In the Security section of the Quality of Service tab, select Kerberos. Specify Login Module, Service Principal and check the box if credentials should be delegated.
Specify the Login Module to the one you created in login.conf file for the client in the section Configuring Kerberos for GlassFish and Tomcat, and the service principal for which the ticket needs to be obtained.
Kerberos support in Metro security supports credential delegation from client to service, such that the server can initiate other security contexts on behalf of the client. This feature is useful for single sign-on in a multi-tier environment. Select the checkbox for credential delegation.
At the service, we can obtain the delegated credentials from the Subject of the authenticated user.
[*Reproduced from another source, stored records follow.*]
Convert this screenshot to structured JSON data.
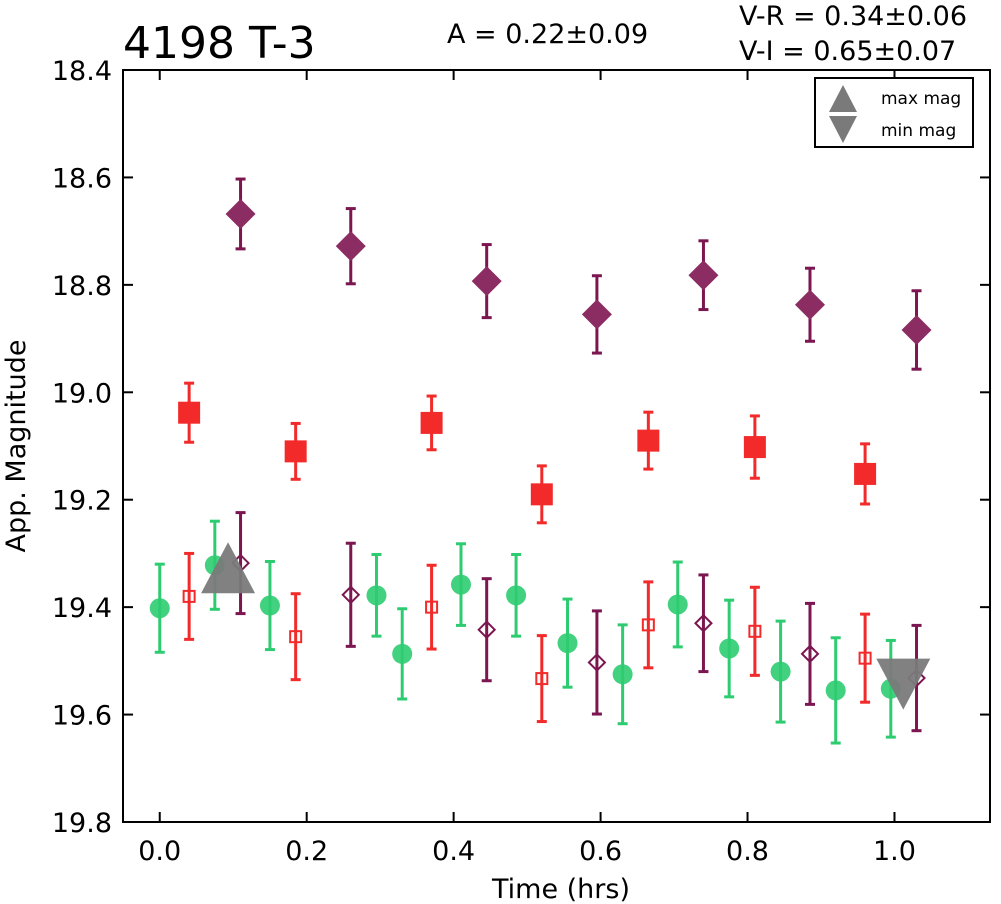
{
  "chart_data": {
    "type": "scatter",
    "title": "4198 T-3",
    "annotations": {
      "amplitude": "A  = 0.22±0.09",
      "v_minus_r": "V-R = 0.34±0.06",
      "v_minus_i": "V-I  = 0.65±0.07"
    },
    "xlabel": "Time (hrs)",
    "ylabel": "App. Magnitude",
    "xlim": [
      -0.05,
      1.13
    ],
    "ylim": [
      19.8,
      18.4
    ],
    "y_inverted": true,
    "xticks": [
      "0.0",
      "0.2",
      "0.4",
      "0.6",
      "0.8",
      "1.0"
    ],
    "yticks": [
      "18.4",
      "18.6",
      "18.8",
      "19.0",
      "19.2",
      "19.4",
      "19.6",
      "19.8"
    ],
    "grid": false,
    "legend": {
      "placement": "top-right",
      "entries": [
        {
          "label": "max mag",
          "marker": "triangle-up"
        },
        {
          "label": "min mag",
          "marker": "triangle-down"
        }
      ]
    },
    "colors": {
      "green": "#2ecc71",
      "red": "#f22a2a",
      "purple": "#7b1650",
      "purple_fill": "#8b2d62",
      "gray": "#7a7a7a"
    },
    "series": [
      {
        "marker": "filled-diamond",
        "color": "#7b1650",
        "x": [
          0.11,
          0.26,
          0.445,
          0.595,
          0.74,
          0.885,
          1.03
        ],
        "y": [
          18.668,
          18.728,
          18.793,
          18.855,
          18.782,
          18.837,
          18.884
        ],
        "err": [
          0.065,
          0.07,
          0.068,
          0.072,
          0.064,
          0.068,
          0.073
        ]
      },
      {
        "marker": "filled-square",
        "color": "#f22a2a",
        "x": [
          0.04,
          0.185,
          0.37,
          0.52,
          0.665,
          0.81,
          0.96
        ],
        "y": [
          19.038,
          19.11,
          19.057,
          19.19,
          19.09,
          19.102,
          19.152
        ],
        "err": [
          0.055,
          0.052,
          0.05,
          0.053,
          0.053,
          0.058,
          0.056
        ]
      },
      {
        "marker": "circle",
        "color": "#2ecc71",
        "x": [
          0.0,
          0.075,
          0.15,
          0.295,
          0.33,
          0.41,
          0.485,
          0.555,
          0.63,
          0.705,
          0.775,
          0.845,
          0.92,
          0.995
        ],
        "y": [
          19.402,
          19.322,
          19.397,
          19.378,
          19.487,
          19.358,
          19.378,
          19.467,
          19.525,
          19.395,
          19.477,
          19.52,
          19.555,
          19.552
        ],
        "err": [
          0.082,
          0.082,
          0.082,
          0.076,
          0.084,
          0.076,
          0.076,
          0.082,
          0.092,
          0.079,
          0.09,
          0.094,
          0.098,
          0.09
        ]
      },
      {
        "marker": "open-square",
        "color": "#f22a2a",
        "x": [
          0.04,
          0.185,
          0.37,
          0.52,
          0.665,
          0.81,
          0.96
        ],
        "y": [
          19.38,
          19.455,
          19.4,
          19.533,
          19.433,
          19.445,
          19.495
        ],
        "err": [
          0.08,
          0.08,
          0.078,
          0.08,
          0.08,
          0.082,
          0.082
        ]
      },
      {
        "marker": "open-diamond",
        "color": "#7b1650",
        "x": [
          0.11,
          0.26,
          0.445,
          0.595,
          0.74,
          0.885,
          1.03
        ],
        "y": [
          19.318,
          19.377,
          19.442,
          19.503,
          19.43,
          19.487,
          19.532
        ],
        "err": [
          0.094,
          0.096,
          0.095,
          0.096,
          0.09,
          0.094,
          0.098
        ]
      },
      {
        "marker": "triangle-up",
        "color": "#7a7a7a",
        "label": "max mag",
        "x": [
          0.093
        ],
        "y": [
          19.335
        ],
        "err": [
          0
        ]
      },
      {
        "marker": "triangle-down",
        "color": "#7a7a7a",
        "label": "min mag",
        "x": [
          1.012
        ],
        "y": [
          19.535
        ],
        "err": [
          0
        ]
      }
    ]
  }
}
The PrivateCredential set of the will have the delegated client credentials (as GSSCredential). We can pass this GSSCredential to GSSManager.createContext() pretending to be the client.
Also, the PublicCredential set of the authenticated Subject will always have KerberosPrincipal corresponding to the client.
Right-click the CalculatorWSServletClient node and select Run. The result of the add operation will display in a browser window.
If your client is a Java SE client, you need to set the following system properties while running your client code:
Example 12.23.
-Djava.security.policy=${glassfish.home}/domains/domain1/config/server.policy
-Djava.security.auth.login.config=${glassfish.home}/domains/domain1/config/login.conf
If it is WebApp deployed on
glassfish, nothing else needs to be done.